There seem to be two main elements to Moravec’s suggestion.  One: primate brains are slow.  Now in part I think this is an illusion caused by dwelling in the land of theory: electronics are sure faster than neurons, so electronic brains must be better!  Only the comparison is quite unfair: computers are fast because their basic operations are trivial.   Your brain can still do things in an instant that megacomputers still can’t, such as dealing with language and easily processing visual data.  (Not that I think AI is impossible.  I think it’s harder than is often assumed, but I’d be really surprised if we didn’t have it in a couple of centuries.)
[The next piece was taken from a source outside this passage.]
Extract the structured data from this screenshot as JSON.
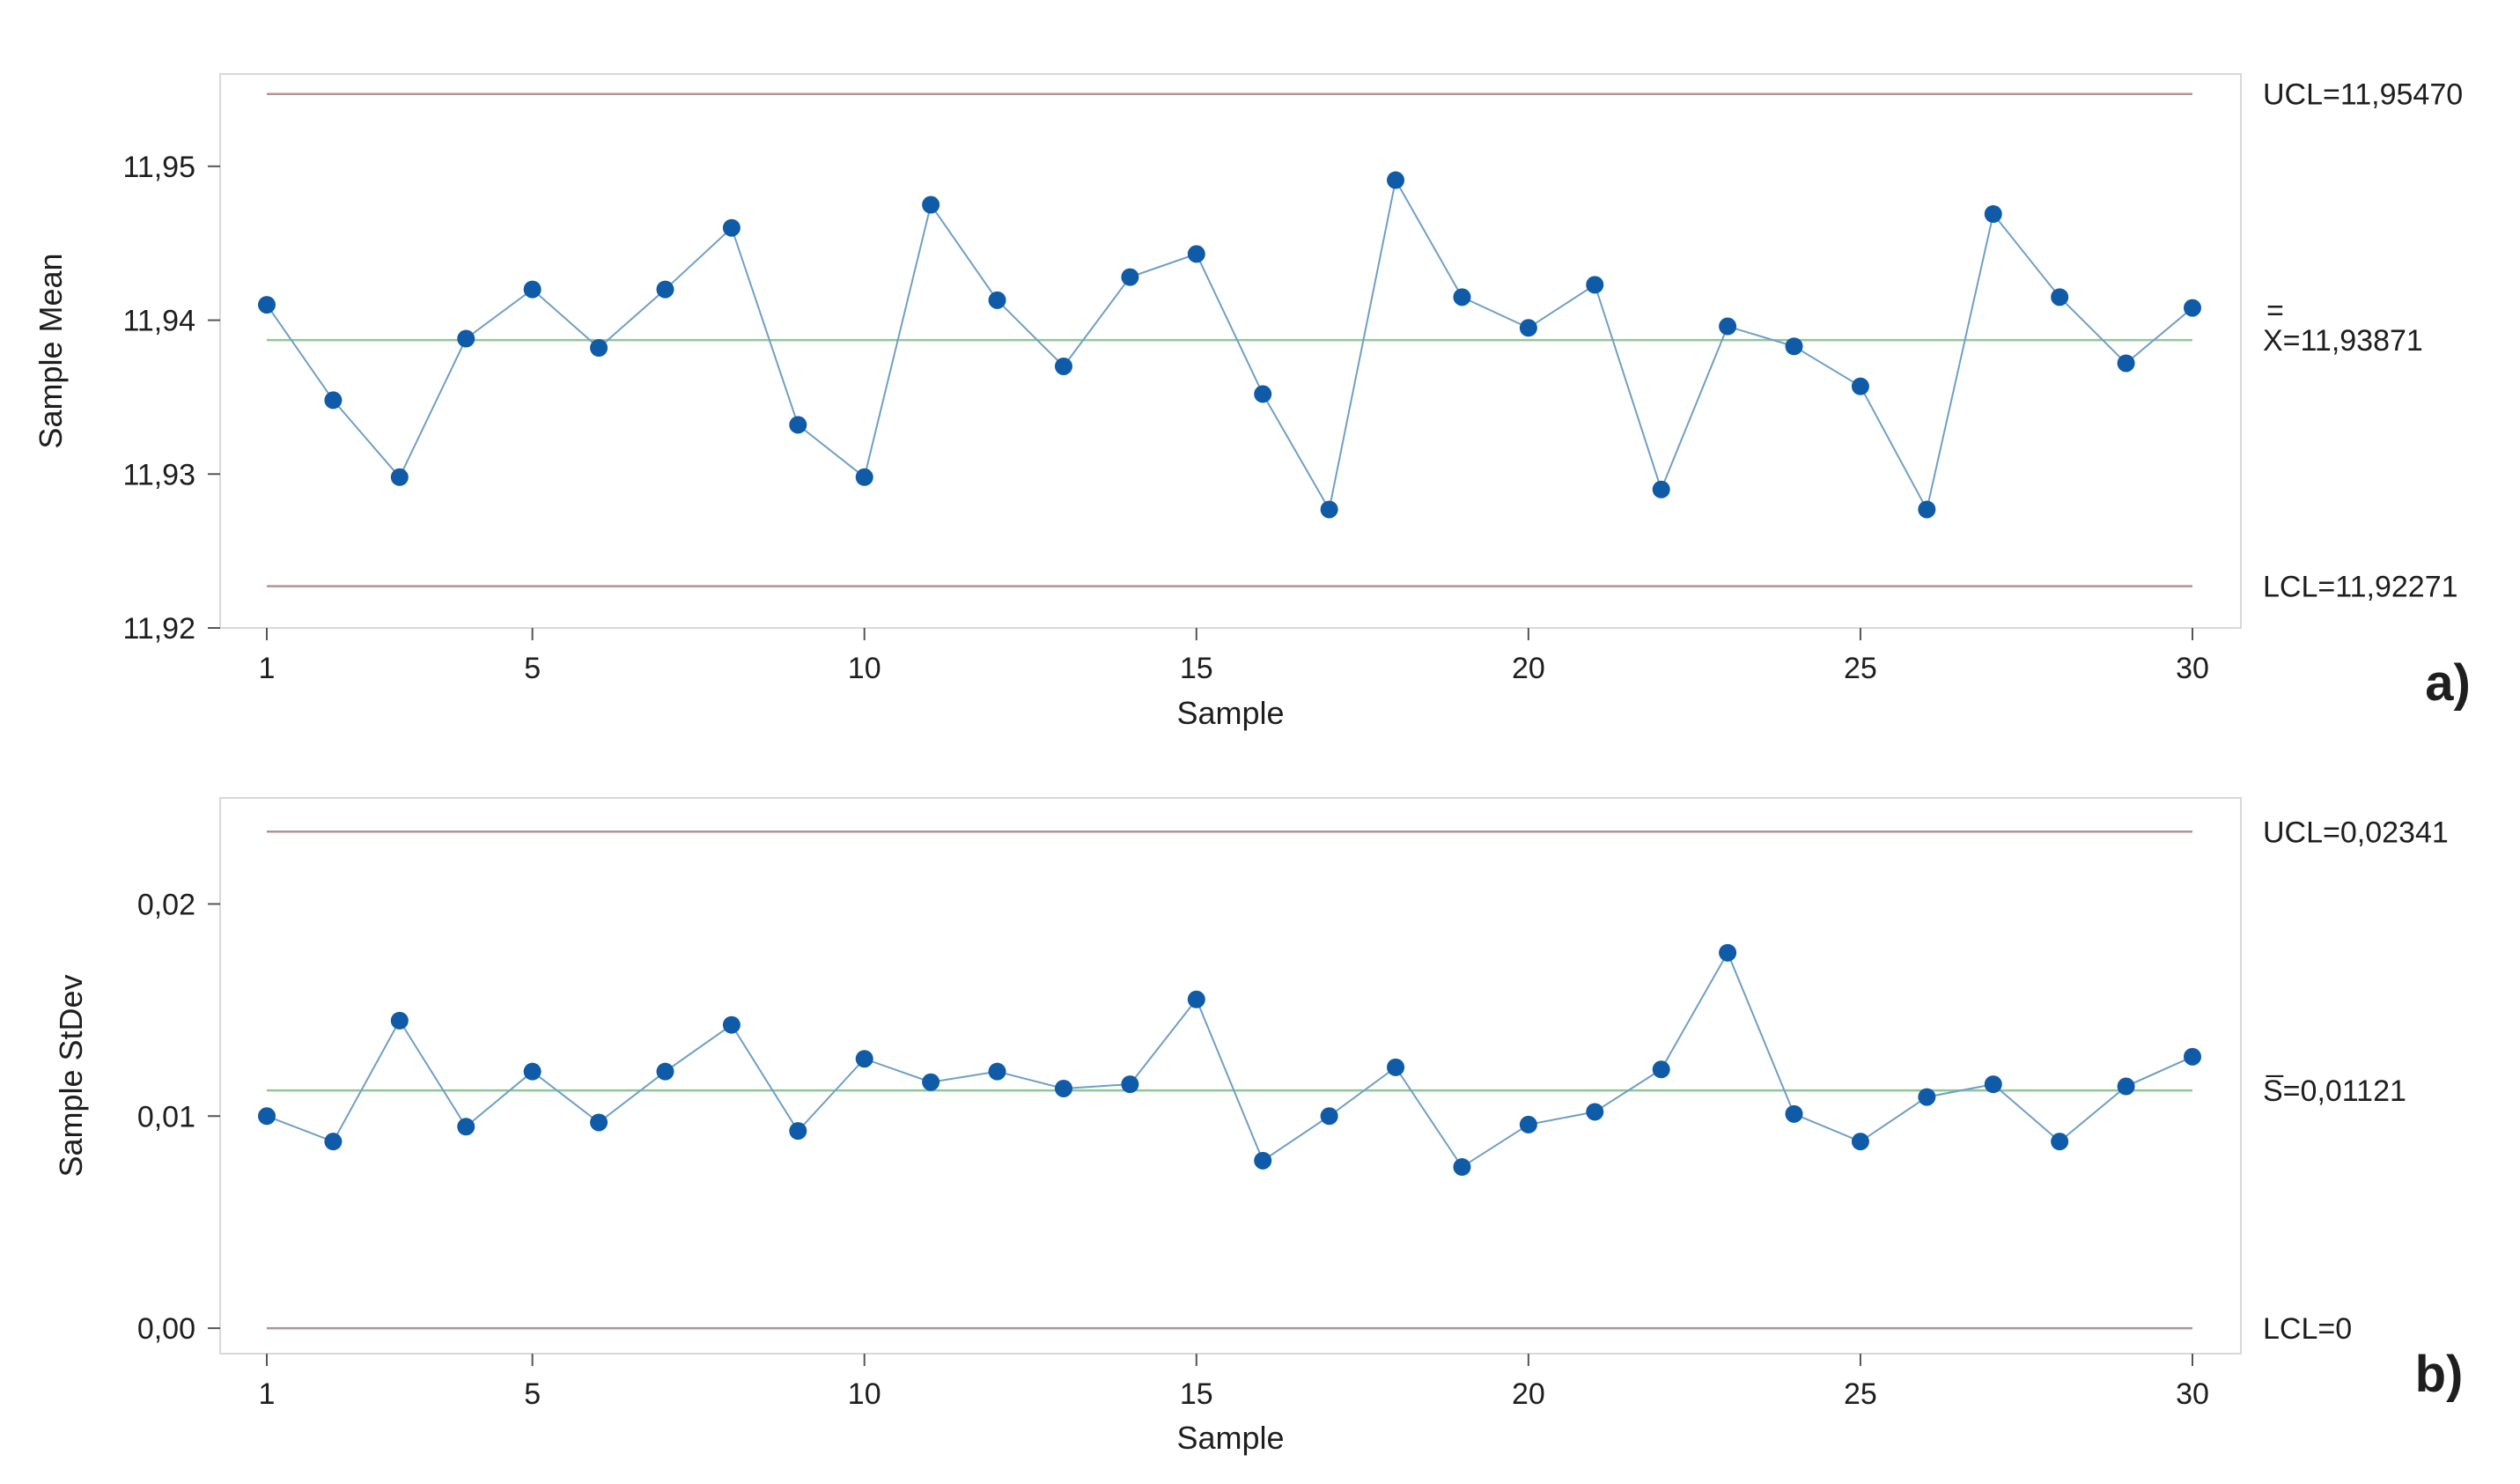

Computers are better at, well, computerlike tasks.  Again, the obvious step here is not to hand over the keys to civilization, but to incorporate those advantages into our brains.  In AD 4901 you’ll be able to contemplate millions of chess moves, grep megabytes of data, and do vector math as fast as a computer too, since you’ll have one in your skull.

The other idea is that AIs will somehow not need the physical metaphors that we allegedly need.  Seriously?   Does Moravec really think that, say, computer programming is based on primate metaphors?  BASIC maybe, but surely not C++.

I think Moravec’s argument here is actually backwards.  He seems to have a priggish distaste for the biological… a long trope in science fiction, one that C.S. Lewis had a great time parodying back in That Hideous Strength, where his villains had a cringing disgust for the messiness, the fluidness, the grossness of organisms.  But that taste for dead, totalitarian order is way past its sell-by date.

To put it bluntly, I think it’s barmy to give up sex, sports, gardening, and eating, to say nothing of the aesthetics of music, dance, or the visual arts.  All that in order to do what?  Play a really good game of chess?  One you can play anyway once you have that calculation neurimplant?

Also see this post reflecting on another excellent point of Stross’s: there’s a limit to how far you can get anyway with pure thinking.  After enough of that you have to go back to the lab and check it out anyway. 

If you want to take a minor planet, perhaps Vesta, and turn it into computronium and think deep thoughts with it, fine.  But I just don’t see any convincing reason that we need more deep thinking than that.   (None of the singularity advocates seem able to explain what superhuman AIs will do that requires ever-increasing computational power.)